When making your reservation for this Maui luau, you will have two choices in seating. The “traditional” seats are in the front row around the stage, where you will sit cross-legged on cushions and dine from a low table. “Table & Chair” seating is also available, and as it sounds, you will be seated at a table with regular dining chairs. Both tables seat 8, and your party will be combined with others if you don’t have eight to fill a table. The price ($125/adult, $78/children under 13) is the same regardless of the seating style you choose. I was lucky to have a front row table/chair seating, otherwise I would have likely chosen traditional seating to be close to the action!
Upon arrival at the Old Lahaina Luau, guests are greeted with a fragrant floral lei, and offered a mai tai immediately. A guide will then show you to your table, and give you the layout of the luau grounds so you can explore a bit. There are craft vendors on-site, dancing and of course the beachside “imu” where the pig is roasted. My only disappointment of the evening was that I was told a later time for the pig to be unearthed, so by the time I wandered over there, the crowd was too dense for me to see. It’s a pretty cool experience, so definitely try to time it right so you can see this! (Photos from the Hale Koa luau on Oahu, 2008)
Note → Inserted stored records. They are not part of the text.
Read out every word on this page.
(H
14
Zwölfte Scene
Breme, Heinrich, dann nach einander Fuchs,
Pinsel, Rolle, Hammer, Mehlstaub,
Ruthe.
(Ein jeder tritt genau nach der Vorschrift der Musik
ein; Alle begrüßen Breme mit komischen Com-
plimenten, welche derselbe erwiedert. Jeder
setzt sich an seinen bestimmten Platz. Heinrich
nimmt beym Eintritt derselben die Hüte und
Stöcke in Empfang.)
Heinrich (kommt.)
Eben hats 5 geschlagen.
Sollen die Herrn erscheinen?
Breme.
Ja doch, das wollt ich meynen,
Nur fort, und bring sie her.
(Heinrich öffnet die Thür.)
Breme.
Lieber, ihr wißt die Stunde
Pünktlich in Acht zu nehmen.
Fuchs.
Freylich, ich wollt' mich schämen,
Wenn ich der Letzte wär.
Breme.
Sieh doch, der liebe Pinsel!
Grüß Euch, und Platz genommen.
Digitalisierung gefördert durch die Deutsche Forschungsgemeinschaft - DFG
Old Lahaina Luau also provides a program/menu that is really well done. The program walks you through the various phases of the Polynesian performance, explaining the history and traditions behind hula dancing. It also gives you an overview of the menu, which is helpful as there is a TON of food to choose from! Also included is the all-important drink menu – beyond mai tai’s, you’ll find any combination of sweet alcoholic treats, including some frozen drinks as well! These are all included in your luau ticket! Just be sure to bring cash to tip your bartender and servers!
You’ll start off with a light appetizer (taro hummus, in our case) as the evening’s performances begin. Each table will then be led by their server to the buffet line to load up their plates full of delicious food like imu roasted pork, poke ahi, island style chicken, maui style fish, and so many side dishes. I was sure I’d go back for seconds, but ended up super full after the first run!
Not too full for dessert, of course! That coconut pudding had my name all over it!
Once everyone is served, the big performances begin. There are a couple of emcees narrating the dances throughout the night. Several performances tell the story of Pele, the fire Goddess, and her quest for love. Another performance depicts the arrival of the missionaries, who at one time banned hula. All of the evenings performances build up to a grand finale, a dance-off of sorts.
As the evening came to an end, our served gave us mini-loaves of delicious Hawaiian banana bread to take home, and then we were on our way. The luau ends around 8:30, so for those with the energy, there is still plenty of time to have a night out on the town. I already had a very full day, with an early morning start for the Ultimate Whale Watch snorkel trip, so I was tired and went home with my banana bread!
When it comes to Hawaiian luaus, you’ll have many options, often right at your own hotel, but I highly recommend attending the Old Lahaina Luau if you are in Maui. By all accounts, it’s the best luau in Maui!